Khan won a judgment in a Mongolian court claiming it was wronged, but the state has so far ignored that decision. Khan is also in the process of suing ARMZ in its home jurisdiction of Canada. Khan filed a suit at the UN’s Commission on International Trade Law. In its latest action, in July 2011, the tribunal tossed out Mongolian objections concerning jurisdiction, and the case was expected to begin new proceedings in late 2012, with each side arguing its case and deciding the amount of damages, if any, Mongolia will be ordered to pay. The company is seeking $200m in compensation, although there is no clear enforcement mechanism that will ensure any settlement is paid (see Mining chapter). Though no deposits are expected that could rival Dornod, exploration is still under way elsewhere. Areva Mongol, a subsidiary of France’s Areva, has been operating in Mongolia since 2006 and has 28 licences giving it rights to explore 14,100 sq km of territory, mostly in the Gobi Desert in the southern region.
BUILDING CAPACITY: The Dornod joint venture is not the first time the Mongolian government has tried to contract new power plants on a public-private partnership (PPP) basis. In 2008 a tender to partner with the state on a conventional coal-powered plant drew only one bidder and was cancelled. “The tender wasn’t specific enough to be bankable,’’ said D. Gankhuyag, the director for infrastructure and energy at Mongolian large conglomerate Newcom Group. “The government did not seek outside help in drafting it. Liabilities were unclear and the government’s responsibility was unclear.’’ Mongolia has since passed its Concessions Law that provides a legal environment for PPPs and clarifies the government guarantees available and mandated in PPP-structured arrangements. As of November 2012, negotiations for a new combined heat and power (CHP) plant, known as CHP5, had reached an advanced stage. What remained to be done, Gankhuyag told OBG, was to settle six agreements within the contract: for concessions, power purchasing, heat purchasing, land ownership, coal supply and water supply. For the PPP, the state is also providing land and water and upgrading existing railway connections to handle the delivery of coal to the plant. Gankhuyag said the plant will require 2.6m tonnes of coal a year, or 160 rail wagons daily. The plan was to deliver it from domestically owned coal mines at Shivee Ovoo (70% of supply), and Baganuur (30%). Land ownership was an issue at the Mongolian Investment Summit in Hong Kong, held in October 2012 but the final location for construction will be in the Holiin Gol Valley. Three foreign partners will each own 30%: France’s GDF Suez, Sojitz Group of Japan and Posco Energy of South Korea.

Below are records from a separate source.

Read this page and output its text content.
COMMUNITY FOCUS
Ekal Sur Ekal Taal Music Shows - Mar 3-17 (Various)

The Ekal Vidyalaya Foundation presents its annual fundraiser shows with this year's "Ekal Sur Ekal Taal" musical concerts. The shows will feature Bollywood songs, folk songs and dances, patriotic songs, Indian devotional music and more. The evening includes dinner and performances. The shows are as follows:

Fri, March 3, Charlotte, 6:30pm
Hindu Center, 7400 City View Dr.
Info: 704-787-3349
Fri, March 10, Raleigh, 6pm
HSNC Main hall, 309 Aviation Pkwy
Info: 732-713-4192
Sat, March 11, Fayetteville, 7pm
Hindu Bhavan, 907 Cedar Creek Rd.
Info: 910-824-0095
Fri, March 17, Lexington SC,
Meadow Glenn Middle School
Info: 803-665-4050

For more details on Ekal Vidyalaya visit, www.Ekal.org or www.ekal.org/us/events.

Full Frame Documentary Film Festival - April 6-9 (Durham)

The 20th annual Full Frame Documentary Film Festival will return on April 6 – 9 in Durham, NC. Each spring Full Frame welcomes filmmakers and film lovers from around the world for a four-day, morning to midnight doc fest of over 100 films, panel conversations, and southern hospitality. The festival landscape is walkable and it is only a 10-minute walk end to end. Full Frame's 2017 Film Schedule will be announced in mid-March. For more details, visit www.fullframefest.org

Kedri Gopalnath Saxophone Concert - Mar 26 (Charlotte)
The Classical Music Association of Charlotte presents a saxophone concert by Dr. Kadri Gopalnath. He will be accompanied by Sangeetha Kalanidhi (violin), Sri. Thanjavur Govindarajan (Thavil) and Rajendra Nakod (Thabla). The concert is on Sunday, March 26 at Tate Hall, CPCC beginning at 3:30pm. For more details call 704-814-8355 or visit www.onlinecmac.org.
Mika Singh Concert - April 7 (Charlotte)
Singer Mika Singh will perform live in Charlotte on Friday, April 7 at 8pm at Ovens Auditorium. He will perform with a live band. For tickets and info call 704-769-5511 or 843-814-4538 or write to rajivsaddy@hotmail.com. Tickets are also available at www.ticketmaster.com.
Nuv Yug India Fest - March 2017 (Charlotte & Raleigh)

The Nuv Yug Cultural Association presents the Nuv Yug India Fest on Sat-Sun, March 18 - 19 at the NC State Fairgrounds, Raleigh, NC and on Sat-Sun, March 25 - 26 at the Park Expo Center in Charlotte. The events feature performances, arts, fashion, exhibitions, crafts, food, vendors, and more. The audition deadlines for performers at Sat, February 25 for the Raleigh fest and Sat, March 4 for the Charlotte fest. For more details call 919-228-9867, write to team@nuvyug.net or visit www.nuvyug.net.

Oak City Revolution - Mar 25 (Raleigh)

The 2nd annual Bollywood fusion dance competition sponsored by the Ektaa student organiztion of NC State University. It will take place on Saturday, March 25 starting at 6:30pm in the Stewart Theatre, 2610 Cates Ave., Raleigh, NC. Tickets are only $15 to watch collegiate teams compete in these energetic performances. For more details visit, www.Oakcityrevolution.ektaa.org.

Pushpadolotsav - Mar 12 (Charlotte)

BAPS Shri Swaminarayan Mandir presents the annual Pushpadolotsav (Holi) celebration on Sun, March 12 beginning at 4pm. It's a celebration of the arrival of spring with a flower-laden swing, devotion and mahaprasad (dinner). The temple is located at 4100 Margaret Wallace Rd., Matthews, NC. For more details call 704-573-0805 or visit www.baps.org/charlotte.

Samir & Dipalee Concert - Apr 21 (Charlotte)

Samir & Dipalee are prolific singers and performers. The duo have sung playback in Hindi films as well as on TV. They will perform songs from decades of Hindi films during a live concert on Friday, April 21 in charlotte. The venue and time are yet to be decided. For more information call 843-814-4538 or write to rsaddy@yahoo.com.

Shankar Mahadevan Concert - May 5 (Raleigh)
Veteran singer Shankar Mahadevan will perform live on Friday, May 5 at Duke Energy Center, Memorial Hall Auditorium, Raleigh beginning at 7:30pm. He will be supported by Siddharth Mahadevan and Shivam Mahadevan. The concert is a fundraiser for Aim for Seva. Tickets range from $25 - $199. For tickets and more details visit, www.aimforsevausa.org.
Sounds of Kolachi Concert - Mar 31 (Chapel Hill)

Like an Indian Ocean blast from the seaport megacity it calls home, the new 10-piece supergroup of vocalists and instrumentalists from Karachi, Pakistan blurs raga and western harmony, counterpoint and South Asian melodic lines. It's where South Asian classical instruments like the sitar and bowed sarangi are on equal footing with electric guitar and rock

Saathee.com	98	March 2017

FUTURE PLANS: At the Discover Mongolia Forum in Ulaanbaatar in August 2012, the deputy director of energy policy at the Ministry of Mining, D. Purevbayar, shared with investors a vision for future projects. Demand in Ulaanbaatar is expected to treble from its current level by 2020. To help meet this rise, more than 2 GW of new capacity is envisioned for the Central Energy System, to be provided by a combination of thermal, hydro and wind electricity. In the Eastern Energy System, demand from mining projects is already three times the current usage, and an estimates 550 MW in new capacity is needed.
The Gobi Desert in the south, where a fifth regional electricity system is in the process of being created, is where demand is set to truly explode, however. Here, thanks to the major mining efforts to come at Oyu Tolgoi and Tavan Tolgoi, demand is set to rise 12-fold. Oyu Tolgoi requires 280 MW of capacity, which will come via a line connected to China’s grid in the short term.